In [1]:
import pandas as pd
from sqlalchemy import create_engine

# 1. Creat the initial DB (clean and load)

## 1.1 Prepare Migration Dataset using pandas

### 1.1.1 Read the data

In [None]:
excel_file = "Resources/Turkey vultures in North and South America - migration.xlsx"
vulture_data_df = pd.read_excel(excel_file, index_col=None)
vulture_data_df.head(2)

In [None]:
vulture_data_df.keys()
# vulture_data_df.columns

### 1.1.2 Select columns, and change column names

In [None]:
# Select columns 
new_vulture_data_df = vulture_data_df[['event-id', 'timestamp', 'location-long', 'location-lat','individual-taxon-canonical-name', 'tag-local-identifier',
       'individual-local-identifier']].copy()
new_vulture_data_df.head()

In [None]:
#????? change column name ('-' is not compatible in a lot of system)
#also change the column name of the following so consisten with the other info datasets 'individual_taxon_canonical_name', 'tag_local_identifier','individual_local_identifier'to 'animal_taxon','tag_id', 'animal_id'

new_vulture_data_df.columns = ['event_id', 'timestamp', 'location_long', 'location_lat',
                               'animal_taxon', 'tag_id','animal_id']
new_vulture_data_df.head()

### 1.1.3 Clean DataFrame: drop NA, filter

In [None]:
new_vulture_data_df.count()

In [None]:
# drop rows without long and lat
new_vulture_data_df = new_vulture_data_df.dropna(how="any")
new_vulture_data_df.count()

In [None]:
# filter data to only keep turkey vulture (Cathartes aura) data
new_vulture_data_df = new_vulture_data_df.loc[new_vulture_data_df
                                              ['animal_taxon'] == "Cathartes aura", :]
new_vulture_data_df.count()

In [None]:
# new_vulture_data_df.set_index("event_id")

In [None]:
new_vulture_data_df.dtypes

## 1.2 Prepare Vulture Info Dataset using pandas

In [None]:
# Read data
csv_file = "Resources/Turkey vultures in North and South America-reference-data.csv"
vulture_info_df = pd.read_csv(csv_file, low_memory=False)
vulture_info_df.head()

In [None]:
# Get column names
vulture_info_df.columns

In [None]:
# Select columns 
new_vulture_info_df = vulture_info_df[['tag-id', 'animal-id', 'animal-taxon', 'deploy-on-date',
       'deploy-off-date', 'animal-comments', 'animal-life-stage',
       'animal-mass',  'deployment-comments',
        'study-site']].copy()
new_vulture_info_df.head(1)

In [None]:
# Change column names ('-' to '_')
new_vulture_info_df.columns = ['tag_id', 'animal_id', 'animal_taxon', 'deploy_on_date',
       'deploy_off_date', 'animal_comments', 'animal_life_stage',
       'animal_mass',  'deployment_comments',
        'study_site']
new_vulture_data_df.head()

In [None]:
new_vulture_info_df.count()

## 1.3 Create and Load to DB

### 1.3.1 Connect to local database

In [None]:
database_path = "vulture_etl"
engine = create_engine(f"sqlite:///{database_path}")

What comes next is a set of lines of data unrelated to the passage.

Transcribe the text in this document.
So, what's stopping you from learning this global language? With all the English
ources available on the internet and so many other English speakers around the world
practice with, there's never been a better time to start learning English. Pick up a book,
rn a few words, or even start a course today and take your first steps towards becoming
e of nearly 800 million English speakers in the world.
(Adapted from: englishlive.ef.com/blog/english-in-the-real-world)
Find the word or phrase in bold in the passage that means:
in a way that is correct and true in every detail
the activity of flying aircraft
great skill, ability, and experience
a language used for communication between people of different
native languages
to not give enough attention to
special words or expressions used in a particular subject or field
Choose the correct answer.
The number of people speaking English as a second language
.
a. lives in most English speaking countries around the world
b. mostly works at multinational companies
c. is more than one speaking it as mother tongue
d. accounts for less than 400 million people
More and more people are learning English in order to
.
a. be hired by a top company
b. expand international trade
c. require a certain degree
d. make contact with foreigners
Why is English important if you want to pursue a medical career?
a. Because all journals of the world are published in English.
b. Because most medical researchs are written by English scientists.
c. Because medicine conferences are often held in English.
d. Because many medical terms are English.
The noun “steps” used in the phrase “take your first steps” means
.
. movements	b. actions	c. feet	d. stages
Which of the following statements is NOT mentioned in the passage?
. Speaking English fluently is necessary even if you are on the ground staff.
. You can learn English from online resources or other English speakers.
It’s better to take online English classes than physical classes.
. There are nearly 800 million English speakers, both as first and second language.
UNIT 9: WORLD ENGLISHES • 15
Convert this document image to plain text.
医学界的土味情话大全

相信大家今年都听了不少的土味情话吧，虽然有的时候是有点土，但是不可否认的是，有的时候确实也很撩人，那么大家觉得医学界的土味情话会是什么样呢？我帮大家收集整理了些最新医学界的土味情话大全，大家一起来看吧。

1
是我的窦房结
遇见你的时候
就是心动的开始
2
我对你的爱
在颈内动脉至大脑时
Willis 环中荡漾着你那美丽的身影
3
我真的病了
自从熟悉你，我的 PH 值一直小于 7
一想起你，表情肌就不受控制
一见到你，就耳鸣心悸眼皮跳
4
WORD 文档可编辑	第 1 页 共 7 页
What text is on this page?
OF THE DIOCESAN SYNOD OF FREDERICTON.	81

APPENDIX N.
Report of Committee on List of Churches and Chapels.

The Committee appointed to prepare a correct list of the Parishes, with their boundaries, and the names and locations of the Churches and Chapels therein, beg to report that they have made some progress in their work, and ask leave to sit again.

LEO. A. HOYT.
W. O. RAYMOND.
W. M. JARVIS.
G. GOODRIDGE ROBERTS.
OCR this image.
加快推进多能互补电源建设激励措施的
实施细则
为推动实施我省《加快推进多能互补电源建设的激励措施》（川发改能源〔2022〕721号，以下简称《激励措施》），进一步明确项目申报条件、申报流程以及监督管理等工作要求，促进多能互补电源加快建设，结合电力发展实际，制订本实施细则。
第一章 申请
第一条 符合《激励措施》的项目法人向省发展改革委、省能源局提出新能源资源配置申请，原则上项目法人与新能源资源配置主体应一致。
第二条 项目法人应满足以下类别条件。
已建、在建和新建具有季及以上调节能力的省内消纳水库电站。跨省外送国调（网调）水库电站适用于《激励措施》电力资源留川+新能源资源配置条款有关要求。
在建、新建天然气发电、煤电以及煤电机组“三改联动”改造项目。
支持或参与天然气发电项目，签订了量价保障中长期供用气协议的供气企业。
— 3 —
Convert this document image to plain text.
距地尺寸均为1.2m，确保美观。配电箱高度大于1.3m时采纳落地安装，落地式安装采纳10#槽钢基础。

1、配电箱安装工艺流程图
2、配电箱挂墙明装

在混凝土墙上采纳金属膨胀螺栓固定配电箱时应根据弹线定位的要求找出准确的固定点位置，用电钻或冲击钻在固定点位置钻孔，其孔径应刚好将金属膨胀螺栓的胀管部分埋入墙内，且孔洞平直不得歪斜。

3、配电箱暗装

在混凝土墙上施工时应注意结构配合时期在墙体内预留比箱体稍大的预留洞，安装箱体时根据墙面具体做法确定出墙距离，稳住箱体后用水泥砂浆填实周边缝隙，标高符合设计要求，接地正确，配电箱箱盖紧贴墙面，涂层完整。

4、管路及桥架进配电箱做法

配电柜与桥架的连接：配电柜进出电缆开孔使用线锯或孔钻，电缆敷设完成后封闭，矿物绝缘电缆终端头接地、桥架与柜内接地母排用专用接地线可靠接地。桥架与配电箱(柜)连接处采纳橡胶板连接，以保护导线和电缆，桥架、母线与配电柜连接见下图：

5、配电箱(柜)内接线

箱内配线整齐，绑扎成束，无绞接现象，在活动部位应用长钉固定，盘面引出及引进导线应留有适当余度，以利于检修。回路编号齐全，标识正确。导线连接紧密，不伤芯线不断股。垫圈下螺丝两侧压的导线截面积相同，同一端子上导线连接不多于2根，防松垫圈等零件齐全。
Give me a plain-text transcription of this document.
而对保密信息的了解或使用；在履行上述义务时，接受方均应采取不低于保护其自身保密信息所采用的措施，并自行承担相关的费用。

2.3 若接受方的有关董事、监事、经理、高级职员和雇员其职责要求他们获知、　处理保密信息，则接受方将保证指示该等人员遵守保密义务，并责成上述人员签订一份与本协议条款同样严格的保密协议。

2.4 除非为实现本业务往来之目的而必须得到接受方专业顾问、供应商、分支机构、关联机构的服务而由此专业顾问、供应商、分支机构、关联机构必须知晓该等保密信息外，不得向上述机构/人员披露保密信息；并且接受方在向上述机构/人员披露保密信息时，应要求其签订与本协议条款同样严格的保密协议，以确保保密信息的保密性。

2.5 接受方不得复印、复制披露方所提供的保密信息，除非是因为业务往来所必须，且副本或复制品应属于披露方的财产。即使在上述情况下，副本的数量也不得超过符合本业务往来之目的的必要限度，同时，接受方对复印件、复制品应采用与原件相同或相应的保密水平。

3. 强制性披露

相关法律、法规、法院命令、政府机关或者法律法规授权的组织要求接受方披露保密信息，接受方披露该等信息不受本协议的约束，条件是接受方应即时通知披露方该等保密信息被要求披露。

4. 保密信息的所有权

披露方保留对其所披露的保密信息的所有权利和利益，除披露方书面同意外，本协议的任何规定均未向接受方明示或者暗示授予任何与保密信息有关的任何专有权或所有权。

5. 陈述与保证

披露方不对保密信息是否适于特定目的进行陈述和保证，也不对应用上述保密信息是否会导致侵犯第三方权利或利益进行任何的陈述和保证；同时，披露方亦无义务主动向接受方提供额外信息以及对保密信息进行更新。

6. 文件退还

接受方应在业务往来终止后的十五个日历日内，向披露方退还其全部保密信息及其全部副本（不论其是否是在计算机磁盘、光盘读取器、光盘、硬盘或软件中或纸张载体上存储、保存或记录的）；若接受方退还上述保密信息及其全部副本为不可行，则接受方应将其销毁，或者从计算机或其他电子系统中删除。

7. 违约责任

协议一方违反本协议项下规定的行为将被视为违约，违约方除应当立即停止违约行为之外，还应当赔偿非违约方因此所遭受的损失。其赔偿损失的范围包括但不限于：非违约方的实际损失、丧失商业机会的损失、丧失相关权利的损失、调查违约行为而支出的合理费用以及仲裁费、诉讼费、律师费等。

### 1.3.2 Check for tables and creat new tables

In [None]:
engine.table_names()

# ??? SQLite supports a limited subset of ALTER TABLE, add primary keys (https://stackoverflow.com/questions/969187/altering-sqlite-column-type-and-adding-pk-constraint)
# trying to create a table with primary key then load it. But the load part (pd.to_sql) keep giving error

# engine.execute('CREATE TABLE IF NOT EXISTS "migration_paths" ('
#                'event_id INTEGER NOT NULL,'
#                'timestamp VARCHAR,'
#                'location_long DECIMAL(3,5),'
#                'location_lat DECIMAL(3,5),'
#                'individual_taxon_canonical_name VARCHAR,'
#                'tag_local_identifier INTEGER NOT NULL,'
#                'individual_local_identifier VARCHAR,'
#                'UNIQUE (event_id),'
#                'PRIMARY KEY (event_id));')

# pd.read_sql_query('select * from migration_paths', con=engine).head()



# ????if else to prevent build twice
#??? set foreign key

### 1.3.3 Use pandas to load csv converted DataFrame into database

In [None]:
new_vulture_data_df.to_sql(name='migration_paths', con=engine, if_exists='append',index=False)

In [None]:
new_vulture_info_df.to_sql(name='vulture_detail', con=engine, if_exists='append', index=False)

In [None]:
# pd.read_sql_query('SELECT sql FROM sqlite_master WHERE name='migration_paths')
                

In [None]:

engine.execute('alter table migration_paths add primary key('event-id')')

In [None]:
# with engine.connect() as con:
#     con.execute('ALTER TABLE `migration_paths` ADD PRIMARY KEY (`event-id`);')
    
# con = sqlalchemy.create_engine(url, client_encoding='utf8')
engine.execute('alter table migration_paths add primary (`event-id`);')

In [None]:
pd.read_sql_query('select * from migration_paths', con=engine).head()

In [None]:
pd.read_sql_query('select * from migration_paths', con=engine).count()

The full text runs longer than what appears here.